İçlerinden bir adam simsiyah giyinmiş biraz ötemdemde bana bakıyor, 40'lı yaşlarda. Nefret edercesine bakıyor ama dudağındaki can almaya bayılırcasına bir sırıtış hakim. Korkuyla yüzüne bakarken gümüş parlak silah görüş acıma giriyor. Uzatıyor silahı bana.
Ateş ettiği an, kendimi ölüme hazırladım. Patlayan yüksek ateş sesiyle bileğimden çekiliyorum aniden. Gözlerimi dahi korkudan açamıyorsun. Silahtan kurtarmış beni tutan kişi. Kim olduğunu bilmiyorum. " Kızım, " diye fısıldadığını duyuyorum.
Diğer bileğimden bir el çekiyor, diğer elden koparıyor beni. Sert ve sahiplenircesine sıkı bir tutuş bu. Ona vermek istemezmiş gibi, " benim, " diye fısıldıyor. Sesi tüm iliklerime kadar işliyor. Korkuyu kalbime çivi gibi çakıyor.
Elimi hışımla güçlü elden koparıyorum ve koşmaya başlıyorum. Yönümün bir hedefi yok. Sadece korku içinde koşuyorum. Arkamdan yine o ses yükseliyor: " benden kaçamazsın Lavinia, " diye buram buram tehlike kokan ses tonuyla, Azrail gibi fısıldıyor.
Ormanlık yolun sonu bir ana caddede son buluyor. Rahat nefes alırken buluyorum kendimi. Hızlı nefes alış verişlerimle caddenin ortasında yavaşça yürüyorum. Üzerimde bembeyaz, kar beyazı, yerlere sarkan çok güzel bir elbise var. Dört bir yanım lüks ve ihtişamlı gökdelenler ile çevrili. Bir şehir burası ama neresi?
" Sınırsız; benim şehrim, " diye fısıldıyor o ses, sanki rüzgar uğultusuyla sesini bana duymam için ulaştırır gibi. Hızlıca etrafımda dönüyorum. Sesin sahibini etrafta yoklayan gözlerim kimseyi bulamayınca yavaşça ana yolda yürümeye devam ediyorum.

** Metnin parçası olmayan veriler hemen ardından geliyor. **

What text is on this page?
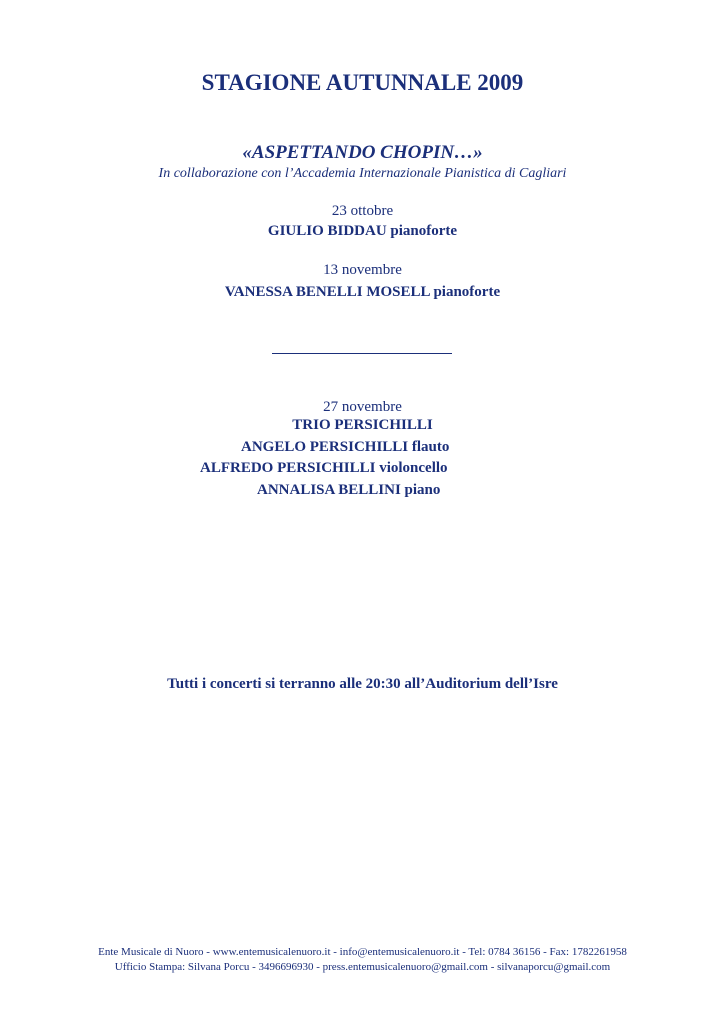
STAGIONE AUTUNNALE 2009
«ASPETTANDO CHOPIN…»
In collaborazione con l’Accademia Internazionale Pianistica di Cagliari
23 ottobre
GIULIO BIDDAU pianoforte
13 novembre
VANESSA BENELLI MOSELL pianoforte
27 novembre
TRIO PERSICHILLI
ANGELO PERSICHILLI flauto
ALFREDO PERSICHILLI violoncello
ANNALISA BELLINI piano
Tutti i concerti si terranno alle 20:30 all’Auditorium dell’Isre
Ente Musicale di Nuoro - www.entemusicalenuoro.it - info@entemusicalenuoro.it - Tel: 0784 36156 - Fax: 1782261958
Ufficio Stampa: Silvana Porcu - 3496696930 - press.entemusicalenuoro@gmail.com - silvanaporcu@gmail.com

Gariptir ki şehrin bazı kısımları kırmızı, bazı kısımları siyahtan oluşuyor. Arabaların renkleri bile ya kırmızı, ya siyah baska hiçbir renk hakim değil.
" Lahza, " diye adım çağrılıyor. Hızla dönüyorum arkama. Gördüğüm kişiyle rahatça ve huzurlu sağlıklı gülümsüyorum.
" Ulaş. "
Ulaş'ta bana gülümsüyor. " Gel yanıma," diyor kollarını açarak. Gülümsemem genişliyor. Koşar adımlarla yanına koşuyorum. Sarıldığım an sanki bir hayaletin içinden geçer gibi Ulaş'ın bedeninin içinden geçiyorum. Şokla büyüyor gözlerim. Bir silüet gibi yok olmuş bedeni hemen. Etrafımda dönüp etrafıma bakınıyorum, " Ulaş! " diye bağırıyorum. Yok. Hiç bir yerde yok! Bu şehirde beni yalnız bırakmış gibi hiçbir yerde yok.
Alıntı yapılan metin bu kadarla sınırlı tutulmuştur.